Räsänen’s second intuition is ‘early abortion does not kill anybody, but prevents someone from coming into existence’ (2019). Contra Räsänen, I am doubtful this is a widely held intuition. It certainly contradicts the intuition that I was once an early fetus (of course Räsänen agrees, and proposes Schrödinger’s Fetus as a solution), but it also seems unlikely that a pregnant woman who miscarries consoles herself by reasoning that her miscarriage did not involve the death of anyone but merely preventing someone from coming into existence.

One difficulty with Räsänen’s second intuition is that if animalism is accepted—and he certainly seems to accept it—early abortion always kills someone, if by ‘someone’ we mean an individual human organism. On animalism, we have already come into existence by the time of early abortion—there is no uncertainty as to the status of our existence. Räsänen has confused personal identity with personhood here—Schrödinger’s Fetus is a person if it goes on to become fully conscious, but in terms of personal identity, it is always someone, a distinct human being with an identity, no matter what its future.

I suspect what Räsänen actually means is that ‘early abortion does not kill a person, but prevents that person from coming into existence’. If we take this interpretation of ‘someone’, Schrödinger’s Fetus allows these two intuitions to be consistent, given only fetuses that survive to become conscious are regarded as persons, and early abortion prevents a fetus from ever being a person.

A future like ours

Further difficulties arise with Räsänen’s reliance on animalism. Indeed, I find it puzzling why Räsänen and Harman embrace such an account of personal identity, especially since it seems to be less widely accepted than psychological accounts of personal identity. They seem to find it a convincing view, but by accepting the intuition that ‘I was once an early fetus’, Don Marquis’ influential ‘future like ours’ argument comes into play (1989).

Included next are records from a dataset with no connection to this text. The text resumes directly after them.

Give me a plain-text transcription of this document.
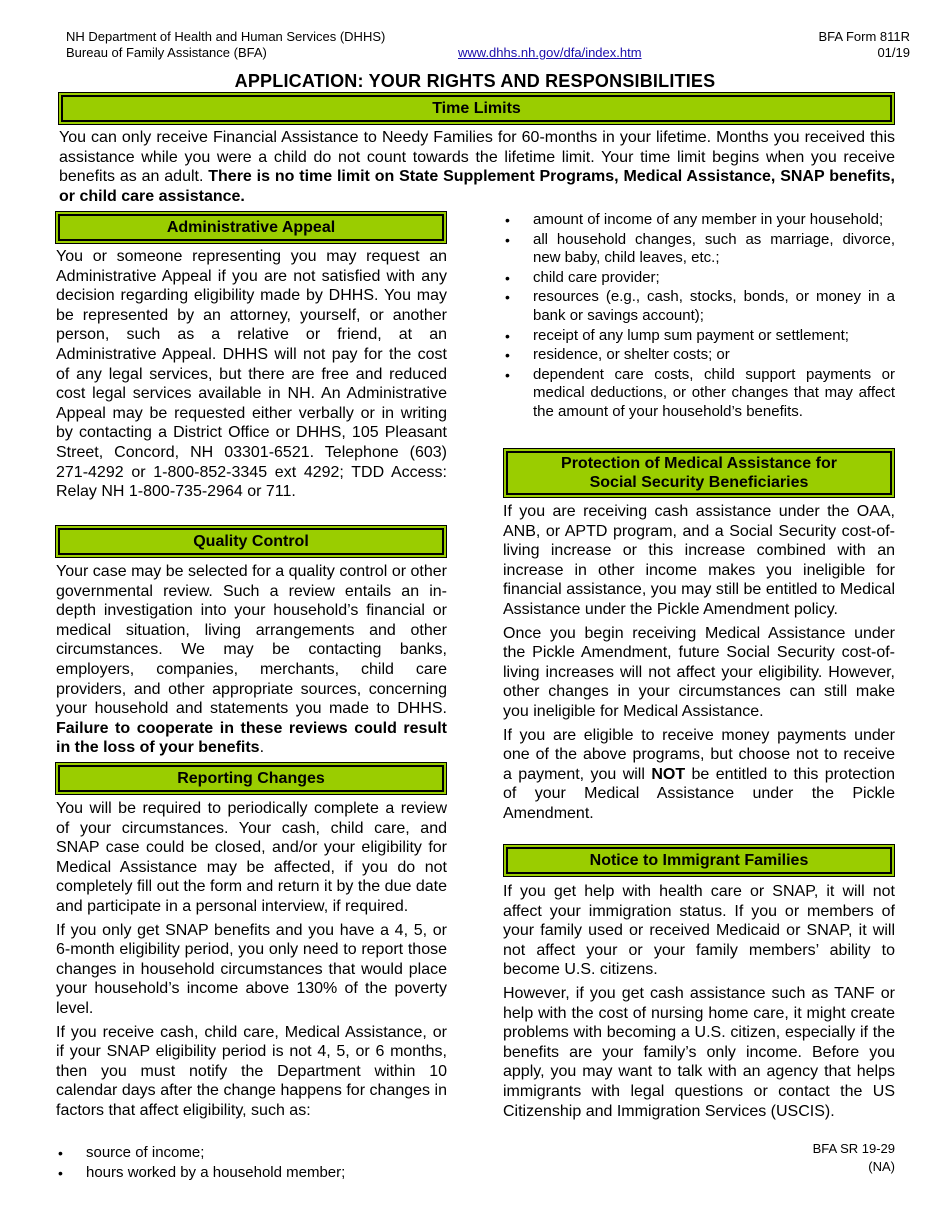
NH Department of Health and Human Services (DHHS)
Bureau of Family Assistance (BFA)	www.dhhs.nh.gov/dfa/index.htm
BFA Form 811R
01/19
APPLICATION: YOUR RIGHTS AND RESPONSIBILITIES
Time Limits
You can only receive Financial Assistance to Needy Families for 60-months in your lifetime. Months you received this assistance while you were a child do not count towards the lifetime limit. Your time limit begins when you receive benefits as an adult. There is no time limit on State Supplement Programs, Medical Assistance, SNAP benefits, or child care assistance.
Administrative Appeal

You or someone representing you may request an Administrative Appeal if you are not satisfied with any decision regarding eligibility made by DHHS. You may be represented by an attorney, yourself, or another person, such as a relative or friend, at an Administrative Appeal. DHHS will not pay for the cost of any legal services, but there are free and reduced cost legal services available in NH. An Administrative Appeal may be requested either verbally or in writing by contacting a District Office or DHHS, 105 Pleasant Street, Concord, NH 03301-6521. Telephone (603) 271-4292 or 1-800-852-3345 ext 4292; TDD Access: Relay NH 1-800-735-2964 or 711.

Quality Control
Your case may be selected for a quality control or other governmental review. Such a review entails an in-depth investigation into your household’s financial or medical situation, living arrangements and other circumstances. We may be contacting banks, employers, companies, merchants, child care providers, and other appropriate sources, concerning your household and statements you made to DHHS. Failure to cooperate in these reviews could result in the loss of your benefits.
Reporting Changes

You will be required to periodically complete a review of your circumstances. Your cash, child care, and SNAP case could be closed, and/or your eligibility for Medical Assistance may be affected, if you do not completely fill out the form and return it by the due date and participate in a personal interview, if required.

If you only get SNAP benefits and you have a 4, 5, or 6-month eligibility period, you only need to report those changes in household circumstances that would place your household’s income above 130% of the poverty level.

If you receive cash, child care, Medical Assistance, or if your SNAP eligibility period is not 4, 5, or 6 months, then you must notify the Department within 10 calendar days after the change happens for changes in factors that affect eligibility, such as:

• source of income;
• hours worked by a household member;
• amount of income of any member in your household;
• all household changes, such as marriage, divorce, new baby, child leaves, etc.;
• child care provider;
• resources (e.g., cash, stocks, bonds, or money in a bank or savings account);
• receipt of any lump sum payment or settlement;
• residence, or shelter costs; or
• dependent care costs, child support payments or medical deductions, or other changes that may affect the amount of your household’s benefits.
Protection of Medical Assistance for
Social Security Beneficiaries

If you are receiving cash assistance under the OAA, ANB, or APTD program, and a Social Security cost-of-living increase or this increase combined with an increase in other income makes you ineligible for financial assistance, you may still be entitled to Medical Assistance under the Pickle Amendment policy.

Once you begin receiving Medical Assistance under the Pickle Amendment, future Social Security cost-of-living increases will not affect your eligibility. However, other changes in your circumstances can still make you ineligible for Medical Assistance.

If you are eligible to receive money payments under one of the above programs, but choose not to receive a payment, you will NOT be entitled to this protection of your Medical Assistance under the Pickle Amendment.

Notice to Immigrant Families

If you get help with health care or SNAP, it will not affect your immigration status. If you or members of your family used or received Medicaid or SNAP, it will not affect your or your family members’ ability to become U.S. citizens.

However, if you get cash assistance such as TANF or help with the cost of nursing home care, it might create problems with becoming a U.S. citizen, especially if the benefits are your family’s only income. Before you apply, you may want to talk with an agency that helps immigrants with legal questions or contact the US Citizenship and Immigration Services (USCIS).

BFA SR 19-29
(NA)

According to Marquis, abortion is immoral because it deprives a fetus of a future like our future—and to deprive us of our futures is immoral. Whether or not a fetus is a person is irrelevant to Marquis—what is important is that when a fetus is killed, their future (which is a valuable future as eventually they will be a person, like us) is taken away from them. A crucial requirement for Marquis’ argument to be coherent is that it is the same individual that persists from an early fetus to adulthood, otherwise the early fetus would not have a future like ours. Of course, this is precisely what the intuition that ‘I was once an early fetus’ is claiming, as is animalism.

Thus, by embracing animalism, Räsänen introduces a severe complication to Schrödinger’s Fetus. Moral status aside, he needs to explain why depriving an early fetus of a valuable future is not immoral. Given that the usual means of doing so is by denying the intuition that ‘I was once an early fetus’ and rejecting animalism, it will be difficult to do so.

Harman is aware of this difficulty, stating in a footnote that ‘I think we must accept that abortion deprives fetuses of possible futures that would be good’ (1999). In her view, because aborted fetuses lack moral status under the AFP, this is of no moral import. Harman fails to appreciate that according to Marquis, abortion is prima facie seriously morally wrong independently of the moral status of the fetus.

From Räsänen and Harman’s perspective, a far more persuasive approach would be to reject animalism in favour of a psychological account of personal identity, and reject the intuition that I was once a fetus. This would disarm Marquis’ argument, given that it would entail an individual like us does not come into existence until late in the gestation period.

Conclusion

When we examine Räsänen’s reasoning for Schrödinger’s Fetus, it is wanting. In requiring that the fetus is a person if it becomes conscious, his account is treating the certain potential for consciousness as being the criterion for personhood. This is difficult to justify if consciousness itself is the morally relevant property. Harman’s AFP, which assigns some moral status to a fetus that will become a person when it has acquired certain intrinsic properties is substantially more coherent. However, if Räsänen adopted this view, Schrödinger’s Fetus is little more than the AFP with a clever name.

Räsänen’s two intuitions that he tries to reconcile via Schrödinger’s Fetus also are problematic. The first intuition, that I was once an early fetus (shared by Harman), introduces a reliance on animalism, while the second, that early abortion kills no-one but prevents someone from coming into existence, does not seem widely supported and conflicts with animalism irrespective of the moral status of the fetus. More importantly, animalism brings Marquis’ ‘future like ours’ argument into the frame, and this is difficult to counter if animalism is accepted.

A more persuasive approach for both Schrödinger’s Fetus and Harman’s AFP would be to deny the intuition that I was once a fetus, and reject animalism for a psychological account of personal identity.